A colleague needed to find the length of a particular line in a file. He discovered that using 'wc' gave the wrong result (as in “head -2 filename | tail -1 | wc -c”). Here's what he came up with instead. Note the parentheses…
cat filename | awk '{ if ( NR == 2 ) {print length($0); exit; } } '
This uses Awk's ability to do arithmetic across multiple input lines to produce a count, total and average file size for a directory or a supplied pattern. It's a usefull tool for quick 'n' dirty system admin…
echo "Harvey's file counter and sizer"
echo "-------------------------------"
if [[ -z $1 ]]
then
echo "Sizing entire directory"
else
echo "Sizing files for pattern [$1]"
fi
ls -l >/tmp/fsz.$$_1
# -------------------------------
# Remove any directory entries...
# -------------------------------
grep -v ^total /tmp/fsz.$$_1 | grep -v ^d >/tmp/fsz.$$
rm /tmp/fsz.$$_1
# ------------------------
# Set up the search job...
# ------------------------
if [[ -z $1 ]]
then
cat /tmp/fsz.$$ | awk '{s += $5}; END {printf "\nThere are %d files matching pattern\nAverage size is %f\nTotal size is %f\n", NR, s/NR, s}'
else
grep $1 /tmp/fsz.$$ | awk '{s += $5}; END {printf "\nThere are %d files matching pattern\nAverage size is %f\nTotal size is %f\n", NR, s/NR, s}'
fi
rm /tmp/fsz.$$
I couldn't work out why this wouldn't work when I ran it using awk (as it worked fine on another machine). It turned out that it would perform admirably if I ran it using nawk instead. It's worth trying this out on your own machine and seeing what happens…
nawk '{ if(substr($0,405,2)=="LS") print $0 }' sourcefile.dat | head -10000 > targetfile.dat
Using Awk at the end of a pipe can lead to unexpected behaviour, because Awk, unlike most Unix software, does not flush its buffers automatically. It is possible to create a script that appears to work normally, when output is sent to the screen but seems to freeze, when the output is sent to a file. Thus code like this…
cat $PatternList | while read Pattern
do
Result=$(cat AgentList.txt | grep -c "${Pattern}")
let TotalRobots+=$Result
echo "\"${Pattern}\",${Result},${TotalRobots}"

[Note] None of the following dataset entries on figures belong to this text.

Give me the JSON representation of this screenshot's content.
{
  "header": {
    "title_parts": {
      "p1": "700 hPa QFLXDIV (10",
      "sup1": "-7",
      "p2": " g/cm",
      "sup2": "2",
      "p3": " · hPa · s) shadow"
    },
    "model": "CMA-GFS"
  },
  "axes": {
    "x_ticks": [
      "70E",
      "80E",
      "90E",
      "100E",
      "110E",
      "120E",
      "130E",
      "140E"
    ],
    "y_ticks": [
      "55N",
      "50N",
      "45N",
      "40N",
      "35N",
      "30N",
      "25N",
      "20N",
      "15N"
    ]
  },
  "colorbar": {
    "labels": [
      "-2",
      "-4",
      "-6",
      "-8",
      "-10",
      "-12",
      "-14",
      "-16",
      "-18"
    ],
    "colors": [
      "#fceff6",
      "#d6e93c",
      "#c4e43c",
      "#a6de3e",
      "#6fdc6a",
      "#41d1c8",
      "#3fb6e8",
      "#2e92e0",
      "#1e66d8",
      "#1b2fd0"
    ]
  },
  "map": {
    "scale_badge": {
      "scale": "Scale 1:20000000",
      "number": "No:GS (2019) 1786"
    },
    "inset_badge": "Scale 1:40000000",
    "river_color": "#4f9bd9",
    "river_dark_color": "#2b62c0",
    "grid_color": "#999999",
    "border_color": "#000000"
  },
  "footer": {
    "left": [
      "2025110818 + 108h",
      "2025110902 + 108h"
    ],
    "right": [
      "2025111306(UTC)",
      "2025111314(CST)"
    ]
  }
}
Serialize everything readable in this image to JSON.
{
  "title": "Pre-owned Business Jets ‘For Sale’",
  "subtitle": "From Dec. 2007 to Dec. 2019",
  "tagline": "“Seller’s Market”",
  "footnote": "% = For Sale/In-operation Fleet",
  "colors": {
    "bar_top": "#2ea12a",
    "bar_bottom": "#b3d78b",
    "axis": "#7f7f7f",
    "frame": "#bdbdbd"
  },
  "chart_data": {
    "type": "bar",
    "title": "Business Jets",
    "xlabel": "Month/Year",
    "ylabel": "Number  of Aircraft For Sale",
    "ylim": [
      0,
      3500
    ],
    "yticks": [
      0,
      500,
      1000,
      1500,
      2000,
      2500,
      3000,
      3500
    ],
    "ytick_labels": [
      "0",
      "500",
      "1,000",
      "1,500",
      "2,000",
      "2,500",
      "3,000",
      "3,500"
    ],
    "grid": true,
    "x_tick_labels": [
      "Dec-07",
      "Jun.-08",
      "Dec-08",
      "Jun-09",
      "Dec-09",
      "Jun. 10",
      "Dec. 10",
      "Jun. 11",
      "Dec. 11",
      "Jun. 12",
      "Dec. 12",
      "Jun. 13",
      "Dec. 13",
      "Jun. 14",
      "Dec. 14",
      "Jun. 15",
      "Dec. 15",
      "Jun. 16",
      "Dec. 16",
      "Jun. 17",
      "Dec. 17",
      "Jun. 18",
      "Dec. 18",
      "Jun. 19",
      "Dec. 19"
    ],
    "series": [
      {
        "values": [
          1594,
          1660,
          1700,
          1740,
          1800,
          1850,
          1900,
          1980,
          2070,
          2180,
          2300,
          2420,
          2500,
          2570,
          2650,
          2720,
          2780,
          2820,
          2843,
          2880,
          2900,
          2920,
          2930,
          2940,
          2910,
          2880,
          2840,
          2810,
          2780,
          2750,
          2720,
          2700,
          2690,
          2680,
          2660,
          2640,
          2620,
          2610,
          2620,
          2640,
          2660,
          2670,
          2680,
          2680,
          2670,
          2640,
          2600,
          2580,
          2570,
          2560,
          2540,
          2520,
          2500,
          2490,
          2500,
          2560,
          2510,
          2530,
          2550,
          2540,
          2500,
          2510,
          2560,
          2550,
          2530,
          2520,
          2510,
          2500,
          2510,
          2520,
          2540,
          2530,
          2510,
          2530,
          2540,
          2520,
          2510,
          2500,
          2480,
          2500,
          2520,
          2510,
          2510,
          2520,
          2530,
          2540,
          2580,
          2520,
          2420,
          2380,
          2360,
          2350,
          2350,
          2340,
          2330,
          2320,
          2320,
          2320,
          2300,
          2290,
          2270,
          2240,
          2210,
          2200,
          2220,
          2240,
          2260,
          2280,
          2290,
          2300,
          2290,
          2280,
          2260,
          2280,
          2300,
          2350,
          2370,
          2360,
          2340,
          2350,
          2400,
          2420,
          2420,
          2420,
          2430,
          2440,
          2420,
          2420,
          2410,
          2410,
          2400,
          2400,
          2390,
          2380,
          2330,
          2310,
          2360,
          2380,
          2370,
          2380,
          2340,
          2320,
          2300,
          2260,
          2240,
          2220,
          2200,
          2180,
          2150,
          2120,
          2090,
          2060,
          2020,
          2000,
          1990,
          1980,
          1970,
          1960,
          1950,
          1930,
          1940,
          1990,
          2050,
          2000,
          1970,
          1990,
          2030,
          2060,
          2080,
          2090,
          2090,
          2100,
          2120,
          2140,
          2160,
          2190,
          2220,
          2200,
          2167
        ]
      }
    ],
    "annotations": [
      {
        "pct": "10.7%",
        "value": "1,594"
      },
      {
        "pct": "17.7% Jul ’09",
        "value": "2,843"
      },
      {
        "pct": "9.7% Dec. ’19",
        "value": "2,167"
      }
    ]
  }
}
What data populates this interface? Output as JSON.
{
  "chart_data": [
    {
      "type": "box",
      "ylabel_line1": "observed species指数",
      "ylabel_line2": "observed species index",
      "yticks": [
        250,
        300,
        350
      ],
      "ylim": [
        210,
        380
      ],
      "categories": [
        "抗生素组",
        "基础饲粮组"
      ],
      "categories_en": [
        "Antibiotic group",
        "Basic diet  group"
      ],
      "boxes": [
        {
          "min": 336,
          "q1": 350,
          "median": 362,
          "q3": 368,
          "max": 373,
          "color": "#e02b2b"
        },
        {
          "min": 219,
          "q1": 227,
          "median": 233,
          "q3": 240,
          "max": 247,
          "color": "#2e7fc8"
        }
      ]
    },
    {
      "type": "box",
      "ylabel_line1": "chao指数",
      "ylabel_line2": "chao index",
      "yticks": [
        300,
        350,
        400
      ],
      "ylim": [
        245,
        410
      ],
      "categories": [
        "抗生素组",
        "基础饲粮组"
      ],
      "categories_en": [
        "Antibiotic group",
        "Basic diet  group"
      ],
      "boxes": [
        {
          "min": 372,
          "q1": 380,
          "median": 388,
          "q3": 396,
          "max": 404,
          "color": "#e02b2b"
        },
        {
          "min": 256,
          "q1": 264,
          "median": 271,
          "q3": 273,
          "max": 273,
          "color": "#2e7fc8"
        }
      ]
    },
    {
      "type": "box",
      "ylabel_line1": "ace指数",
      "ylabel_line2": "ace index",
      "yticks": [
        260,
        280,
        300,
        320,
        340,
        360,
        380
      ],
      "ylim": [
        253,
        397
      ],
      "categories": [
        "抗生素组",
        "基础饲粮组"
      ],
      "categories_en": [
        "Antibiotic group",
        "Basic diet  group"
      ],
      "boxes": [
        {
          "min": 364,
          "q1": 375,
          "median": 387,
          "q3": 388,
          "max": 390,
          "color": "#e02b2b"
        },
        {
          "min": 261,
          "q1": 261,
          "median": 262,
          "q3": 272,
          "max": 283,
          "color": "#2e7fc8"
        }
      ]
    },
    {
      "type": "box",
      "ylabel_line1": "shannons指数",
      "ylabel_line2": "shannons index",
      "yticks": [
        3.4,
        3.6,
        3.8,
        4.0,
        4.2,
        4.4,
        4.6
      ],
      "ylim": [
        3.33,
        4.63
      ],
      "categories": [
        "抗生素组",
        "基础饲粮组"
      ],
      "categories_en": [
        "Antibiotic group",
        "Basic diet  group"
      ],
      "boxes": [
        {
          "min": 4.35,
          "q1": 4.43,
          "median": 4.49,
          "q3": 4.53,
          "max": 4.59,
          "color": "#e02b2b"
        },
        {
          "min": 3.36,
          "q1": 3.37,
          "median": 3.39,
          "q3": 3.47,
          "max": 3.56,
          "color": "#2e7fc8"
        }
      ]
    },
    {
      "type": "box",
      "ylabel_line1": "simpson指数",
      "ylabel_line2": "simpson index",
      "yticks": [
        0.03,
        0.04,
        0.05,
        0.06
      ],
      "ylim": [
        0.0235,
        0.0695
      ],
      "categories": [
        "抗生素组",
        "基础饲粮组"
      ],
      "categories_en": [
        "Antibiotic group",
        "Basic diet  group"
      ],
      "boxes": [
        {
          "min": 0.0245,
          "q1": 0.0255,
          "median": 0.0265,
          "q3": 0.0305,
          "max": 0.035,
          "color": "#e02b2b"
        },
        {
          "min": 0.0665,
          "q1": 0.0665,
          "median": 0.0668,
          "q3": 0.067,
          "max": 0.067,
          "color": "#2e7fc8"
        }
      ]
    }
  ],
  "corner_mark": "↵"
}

done | awk 'BEGIN { FS = "," }; {if($2 != 0) print $1 "," $2 "," $3 }'
…appears faulty if the output is sent to a file and the file examined while running, such as with tail -f. If you then test the script by letting it write directly to the calling terminal, the buffers are flushed as you would expect, so the output rolls out. Considerable time can be wasted in investigation of the 'defect'.
It turns out, however, that the solution is simple: add a null call to the system() function, at the beginning of the Awk loop, which forces a flush of all buffers in the current process…
awk 'BEGIN { FS = "," }; {system(""); if($2 != 0) print $1 "," $2 "," $3 }'
…and Awk will output to the file as each pass through the loop completes.
It's a common requirement to take a file containing a non-unique key field and a numeric field, then total the numbers for each group of keys. Assuming that the file contains lines of the sort…
keyfield,number
…then the following script will output lines of the form keyfield, sub-total…
awk -F, '{ if (keyfield!="" & keyfield!=$1) {print subtotal","keyfield; subtotal=0;} subtotal=subtotal+$2; keyfield=$1; }'
This is very useful one liner. It joins as many fields as required, leaving only two fields in the output.
awk 'BEGIN {FS = ","; OFS = ","} {for( i = 2; i < NF; i++) $1 = $1 "%C2" $i; print $1, $NF }'
The initial value of i could be varied to leave fields at the beginning of the line unmerged, which would require that the concatenation ($1 = $1 ”%C2” $i;) and the print statement be changed.